This Kit provide a rapid, silica based method for high-purity plasmid DNA extraction, using a sample volume of 1-3ml per reaction.
Principle: mini spin column (silica matrix)
Sample size: 1 ~ 5 ml
Size of plasmid or construct: < 15 kb
Operation time: < 25 minutes
Typical Yield: 20 ~ 30 µg
Binding capacity: 60 µg/ column
Column applicability: centrifugation and vaccum
Kit include :
- FAPD 1 Buffer 25 ml
- FAPD 2 Buffer 25 ml
- FAPD3 Buffer 35 ml
- W1 Buffer Wash Buffer (conc.) 20 ml
- Elution Buffer 15 ml
- RNase A 2.5 mg
- FAPD Columns 100 pcs
- 2 ml Collection Tube 100 pcs
Phenol-free, Solvent-free, ambient friendly .
1. Store RNase A at -20 °C upon recipit of kit.
2. Add 0.5 ml of FAPD1 Buffer to a RNase A tube, Dissolve the RNase A by vortexing. Briefly spin the tube and transfer the total RNase A mixture back to the FAPD1 bottle, mix well by vortexing and store the FAPD1 buffer at 4 °C.

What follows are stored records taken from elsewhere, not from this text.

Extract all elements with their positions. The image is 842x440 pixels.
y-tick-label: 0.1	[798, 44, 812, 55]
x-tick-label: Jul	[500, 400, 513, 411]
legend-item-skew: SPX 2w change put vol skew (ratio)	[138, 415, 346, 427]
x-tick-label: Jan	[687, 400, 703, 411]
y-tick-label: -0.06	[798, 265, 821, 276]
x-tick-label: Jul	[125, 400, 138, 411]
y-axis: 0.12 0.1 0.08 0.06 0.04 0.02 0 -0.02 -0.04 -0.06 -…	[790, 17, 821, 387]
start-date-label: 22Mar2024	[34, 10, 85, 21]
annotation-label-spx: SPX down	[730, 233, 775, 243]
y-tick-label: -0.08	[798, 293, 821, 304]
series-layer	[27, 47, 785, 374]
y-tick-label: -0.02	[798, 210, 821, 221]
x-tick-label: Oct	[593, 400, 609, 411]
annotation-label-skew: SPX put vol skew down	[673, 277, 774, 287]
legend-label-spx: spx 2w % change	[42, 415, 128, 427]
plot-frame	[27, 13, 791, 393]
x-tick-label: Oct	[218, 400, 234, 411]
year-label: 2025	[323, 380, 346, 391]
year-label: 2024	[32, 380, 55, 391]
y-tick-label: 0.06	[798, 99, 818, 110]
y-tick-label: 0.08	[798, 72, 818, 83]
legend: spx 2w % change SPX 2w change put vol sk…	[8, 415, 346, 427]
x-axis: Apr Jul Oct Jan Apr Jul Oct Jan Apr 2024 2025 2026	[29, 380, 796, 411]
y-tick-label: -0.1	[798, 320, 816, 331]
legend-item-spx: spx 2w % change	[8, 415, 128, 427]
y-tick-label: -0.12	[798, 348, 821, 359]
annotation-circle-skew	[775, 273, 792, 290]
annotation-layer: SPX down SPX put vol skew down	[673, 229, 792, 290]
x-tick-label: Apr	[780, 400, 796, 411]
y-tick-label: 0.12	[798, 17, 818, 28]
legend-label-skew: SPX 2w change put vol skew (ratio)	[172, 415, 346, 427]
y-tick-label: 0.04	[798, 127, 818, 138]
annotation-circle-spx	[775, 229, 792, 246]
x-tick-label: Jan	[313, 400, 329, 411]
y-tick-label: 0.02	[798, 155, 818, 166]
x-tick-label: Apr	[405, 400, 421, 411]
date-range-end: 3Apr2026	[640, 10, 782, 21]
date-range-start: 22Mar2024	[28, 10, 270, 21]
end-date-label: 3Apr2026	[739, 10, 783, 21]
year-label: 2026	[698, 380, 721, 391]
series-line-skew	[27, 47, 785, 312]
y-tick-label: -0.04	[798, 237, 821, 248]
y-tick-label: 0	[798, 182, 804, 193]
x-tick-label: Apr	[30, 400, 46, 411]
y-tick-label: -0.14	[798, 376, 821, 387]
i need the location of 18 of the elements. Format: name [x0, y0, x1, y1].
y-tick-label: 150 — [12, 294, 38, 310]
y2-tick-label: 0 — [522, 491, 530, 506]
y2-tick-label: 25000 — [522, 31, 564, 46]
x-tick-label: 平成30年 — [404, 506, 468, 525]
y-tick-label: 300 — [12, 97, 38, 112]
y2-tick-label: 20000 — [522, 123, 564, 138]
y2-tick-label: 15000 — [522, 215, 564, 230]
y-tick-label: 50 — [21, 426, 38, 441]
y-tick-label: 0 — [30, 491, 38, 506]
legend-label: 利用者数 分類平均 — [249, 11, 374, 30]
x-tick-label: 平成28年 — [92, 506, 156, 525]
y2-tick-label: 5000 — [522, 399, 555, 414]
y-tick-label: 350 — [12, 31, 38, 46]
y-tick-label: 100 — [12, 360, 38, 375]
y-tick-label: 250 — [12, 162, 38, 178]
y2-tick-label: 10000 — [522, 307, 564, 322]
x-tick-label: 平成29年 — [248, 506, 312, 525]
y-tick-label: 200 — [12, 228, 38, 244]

3. If precipitates have formed in FAPD2 Buffer, warm the buffer in 37°C waterbath to dissolve precipitates.
4. Preparation of W1 Buffer and Wash Buffer by adding 96 ~100% ethanol (not provided) for first use.
5. Centrifugation steps are done by a microcentrifuge capable of the speed at 11,000 ~1,8000 x g.
Store at room temperature (15~ 25 ℃) for 2 year. Except RNAse A Powder, store at -20℃.